Squid was conceived as a catch-all NAS, firewall, HTPC, couch gaming, and general everything computer build. My reasoning being that seeing as I have a rather capable workstation/primary gaming PC sitting on my desk, why not make another hybrid that will do all the secondary and tertiary things I want to do with a computer? My requirements were fairly straightforward: IO connections, network connections, low power for extended use, and room for expansion. So with that in mind, Squid started to come into being.
To be honest I chose this simply because I already had it. I stripped out a laptop that was held together, quite literally, with hot glue and hope. Dual core, four thread at 2.50 GHz and a boost to 3.10 GHz on 35 watts isn’t too shabby in my opinion. Synthetic benchmarks place it near some Phenom II X4s and a little behind some first gen i5s. Respectable.
This is the fun one. I know some people poke fun at Jetway for being anything but enthusiast, but damn does this motherboard have quite the feature list. Inside it has 6 SATA ports, PCIe 3.0 x16, mini PCIe, mini PCIe/mSATA, USB 3.0 header, 2x USB 2.0 header, 3 serial headers, and some fan connectors. Outside it has 2x USB 3.0, 2x USB 2.0, HDMI, RS232, VGA, audio, Displayport, and 2x Gigabit LAN. Did I mention it has quite a bit of I/O?
The daughterboard adds even more excitement. The one I’m using has four, that’s right, four, Intel gigabit NICs on it. To quote Wendell, that’s crazy. There are also daughterboards available with Realtek NICs, serial outs, and even one with a GT 610M on it. And the daughterboards don’t even cover up the PCIe slot!
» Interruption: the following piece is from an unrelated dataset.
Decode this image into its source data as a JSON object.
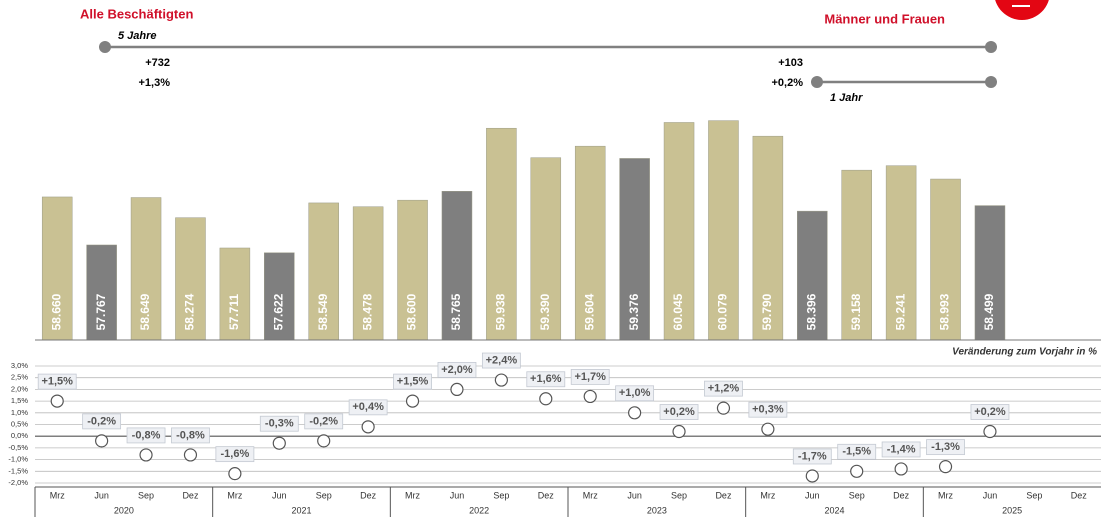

I’ll leave it up to professional reviewers to make their way through all the marketing mumbo-jumbo, but I will say if you are looking for and HTPC, this may be a case to strongly consider. I have my gripes about certain aspects, but it can fit a lot of stuff in it. It can fit up to a full size ATX motherboard, four hard 3.5” hard drives, 3x 120mm fans, some triple fan GPUs, and a decently beefy power supply. Thermals may will be an issue with something like an FX 9590 with Crossfired 6990s or something stupid like that, but a reasonable TDP build will be fine.
To be honest, I feel like once one has done two or three builds pretty much any standard build becomes fairly straightforward. I’m not exaggerating here, but the hardest part about putting this together was getting the IO shield into place. I have had issues with IO shields and this case before, namely having to physically beat one out with a hammer, but this one took me like 5 minutes of swearing and scrapped knuckles to get in. The cutout in the case is every slightly too small or something.
Anyways, yeah. Pop things in and work is done. Except for one small problem. There’s no place to install the antennas! So a little love with a power drill and a step bit and it was right as rain.
Also, I'm slightly ashamed to be using this power supply, but it's all I got at the mo'.